El niño, que puede llamarse Isaac o
Esteban, quiere ser escritor. Hay algo en las historias que lo fascina y tiene
tanto poder de autoanálisis que mira su propia existencia como si fuese un
relato narrado por otra persona. Un narrador externo. ¿O quizás por Dios?
Decide reconstruir su formación parcial. Es curioso, piensa este niño hipotético,
que ahora que ya casi soy un adolescente, mis padres me piden que revierte mi
concepción monotemática de la masculinidad. Claro, reforcé tanto la hombría
—que por suerte me vino dada, no como el vecino aquel, bastante peculiar—, me
la tomé tan en serio, que ahora me cuesta entender que mis padres me piden otra
cosa: ahora tengo que sentirme atraído por mis compañeritas.
Le preguntan: ¿no tenés noviecita? ¿no te gusta ninguna nenita? ¿alguna —le
guiñan un ojo— chica lindita?
El diminutivo no es casual, abunda. Quizás lo
utilizan para atenuar la posibilidad de la ya no inminente sino real existencia
de una pareja sentimental y/o sexual, porque así la vuelven menos tangible de
lo que quizás es. Parece ser que los padres de este Isaac o Esteban son mucho
más conservadores de lo que aparentaban en un principio, y no necesariamente
demasiados religiosos. Aumentan sus esfuerzos de categorización en su hijo
cuantos más avances en materia de género se den en el mundo. Sienten que tienen
que luchar contra un enemigo misterioso. Asimismo, ese mismo miedo es
intensificado cuando su hijo finalmente se convierte en lo que tanto desearon,
algún tipo de macho tenue y decidido, pero que… ya no quiere vivir con ellos.

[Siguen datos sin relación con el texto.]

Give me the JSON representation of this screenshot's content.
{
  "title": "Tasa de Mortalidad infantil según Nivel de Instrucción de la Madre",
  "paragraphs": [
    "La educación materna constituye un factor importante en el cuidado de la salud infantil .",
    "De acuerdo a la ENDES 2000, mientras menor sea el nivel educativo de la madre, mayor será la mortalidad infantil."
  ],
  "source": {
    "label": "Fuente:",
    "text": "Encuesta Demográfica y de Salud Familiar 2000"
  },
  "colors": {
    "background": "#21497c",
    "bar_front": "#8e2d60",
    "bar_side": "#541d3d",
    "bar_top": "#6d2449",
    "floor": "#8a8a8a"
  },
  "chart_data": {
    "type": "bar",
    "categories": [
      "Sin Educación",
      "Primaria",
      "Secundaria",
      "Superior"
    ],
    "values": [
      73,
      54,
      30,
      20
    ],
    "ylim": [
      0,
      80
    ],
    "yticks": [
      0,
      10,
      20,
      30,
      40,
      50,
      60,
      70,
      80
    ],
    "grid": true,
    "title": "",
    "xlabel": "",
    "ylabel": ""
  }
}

Entonces, ¿utilizan el diminutivo noviecita porque
temen que esa mujer les arrebate a su hijo?
El joven, que también puede llamarse
Roberto o Gabriel se siente afortunado porque sabe que es heterosexual. Pero se
puede llegar a equivocar de nuevo. El nuevo mandato requiere que se fije con
quién se va a poner de novio, porque tiene que ser femenina, tiene que ser una
señorita.
De adolescente y ya algo más versado
en las estrategias de cortejo, el futuro escritor tiene en su haber algunas
anécdotas sobre el cuerpo femenino. Aunque sigue prefiriendo la imaginación.
Tiene fascinación por la ciencia ficción y las películas de Hollywood. Es
fanático de Transformer, y devoto admirador de
Megan Fox.
Decide ir solo al cine para ver la
nueva película, la tercera de la saga. Descubre con orgullo que una de las
primeras escenas es una metonimia: se muestra el culo de la actriz Rosie
Huntington-Whiteley, que viene a reemplazar a la que venía haciendo el rol de
heroína en las películas anteriores. Dice en voz alta la palabra difícil, que
no hacía tanto que la había aprendido: metonimia. Nuestro escritor se sintió
algo defraudado por el cambio de actriz, pero al ver que la nueva también tenía
muy buen cuerpo, volvió su atención a las máquinas y a la acción.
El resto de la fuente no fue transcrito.